These are all genetic factors that can put you more at risk for lethal Coronavirus

Case severity is the most inconsistent element of the COVID-19 pandemic. Those with patience for the details have likely grown dissatisfied with the stump narratives on offer, despite admirable efforts on behalf of officials and health systems to brief the public as often as possible.

In the time since SARS-Cov-2 penetrated the US an increasing number of young otherwise healthy Americans have evidenced severe manifestations of the ensuing respiratory disease, while a similar portion remains asymptomatic for the entire duration of infection.

Some of the causal factors will remain unknown for the foreseeable future, as is the case with the critical forms of influenza that impact young demographics every year. By and large, the pathology of any illness survives on a cocktail of circumstance and genetic predispositions. 

A series of studies derived from the DNA of patients with aggressive COVID-19 symptoms were linked by the human receptor angiotensin-converting enzyme 2 (ACE2). The most common SARS viruses that affect humans rely on ACE2 for viral entry. 

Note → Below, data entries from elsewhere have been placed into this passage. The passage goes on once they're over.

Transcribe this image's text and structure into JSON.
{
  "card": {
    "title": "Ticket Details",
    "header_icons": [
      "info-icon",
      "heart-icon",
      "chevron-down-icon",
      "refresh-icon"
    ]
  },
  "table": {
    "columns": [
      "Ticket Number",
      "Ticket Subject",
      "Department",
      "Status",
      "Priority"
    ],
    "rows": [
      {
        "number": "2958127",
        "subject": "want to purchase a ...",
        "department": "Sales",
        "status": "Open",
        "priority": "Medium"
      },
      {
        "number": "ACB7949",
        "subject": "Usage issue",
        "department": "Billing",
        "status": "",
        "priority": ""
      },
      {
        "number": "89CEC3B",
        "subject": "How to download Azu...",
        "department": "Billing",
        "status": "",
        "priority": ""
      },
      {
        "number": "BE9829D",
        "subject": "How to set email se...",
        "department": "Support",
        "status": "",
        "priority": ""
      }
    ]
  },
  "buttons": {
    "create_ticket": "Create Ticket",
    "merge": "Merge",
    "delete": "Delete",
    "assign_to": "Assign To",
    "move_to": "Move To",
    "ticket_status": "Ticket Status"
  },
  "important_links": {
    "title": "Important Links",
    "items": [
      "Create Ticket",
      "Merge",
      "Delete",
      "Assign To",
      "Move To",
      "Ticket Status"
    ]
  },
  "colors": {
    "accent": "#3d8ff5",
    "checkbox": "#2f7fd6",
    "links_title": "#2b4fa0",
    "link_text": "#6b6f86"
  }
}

SARS-Cov-2’s trimeric spike protein binds to the receptor before hijacking cells. The more we understand about this critical interaction the better we can develop therapeutics capable of averting it.

A new paper published in The New England Journal of Medicine compellingly suggests that the interaction between SARS viruses and ACE2 might be a correlate of their infectivity. In fact, some physicians have motioned for the discontinuation of ACE inhibitors and angiotensin-receptor blockers (ARBs), both prophylactically and in the hopes of treating COVID-19.

“It is my opinion that [host] genetic differences are a key factor … for susceptibility to severe acute pneumonia,” Alessandra Renieri, a geneticist at the University of Siena in Italy, who is one of the many academicians collecting DNA samples from willing patients who are currently hospitalized with COVID-19,  explained in LiveScience.

ACE2 is not the only genetic parallel observed in critically ill patients. Some of the pioneering research operates in the negative spaces.

A preliminary study conducted in China determined physiological similarities that keep some individuals protected against advanced respiratory inflammation caused by SARS-Cov-2.

Thirty-seven percent of surveyed patients had the same blood type. There were 63% more fatalities among type A blood patients than type O patients of the 206 initial COVID-19 deaths that occurred in Wuhan. 

“If you are type A, there is no need to panic. It does not mean you will be infected 100%,” researcher Gao Yingdai told the South China Morning Post. “If you are type O, it does not mean you are absolutely safe, either. You still need to wash your hands and follow the guidelines issued by authorities.”

The World Health Organization reports that more than 80% of laboratory-confirmed cases were defined as mild-to-moderate, 14% were severe and 6% could be described as critical. 

Medical professionals gauge case severity by oxygen levels in the blood and lung damage that worsens by 50% or more within a 24 to 48-hour window . 

Men and smokers are roughly 1.3 times more likely to evidence life-threatening incarnations of COVID-19. 

Sufferers of chronic obstructive pulmonary disorder are between two and 11 times more likely to endure severe respiratory symptoms and patients with kidney disease are between two- and 16-fold more likely to evidence the same. 

Any preexisting condition that exacerbates inflammation, like hypertension, asthma, and diabetes carries similarly start risk increases.

“These conditions appear to track closely with advancing age,13 which is emerging as the strongest predictor of COVID-19–related death.14 Unfortunately, reports to date have not rigorously accounted for age or other key factors that contribute to health as potential confounders in risk prediction. With other infective illnesses, coexisting conditions such as hypertension have been key prognostic determinants,10 and this also appears to be the case with COVID-19,” The New England Journal of Medicine reports. 

RAAS inhibitors, which are often used to treat patients with the aforementioned underlying conditions, might also be playing a huge role in recovery statistics. 

Conversely, routinely consuming VItamin C, receiving moderate physical activity, sufficient sleep and staying hydrated have all been linked to mild forms of COVID-19.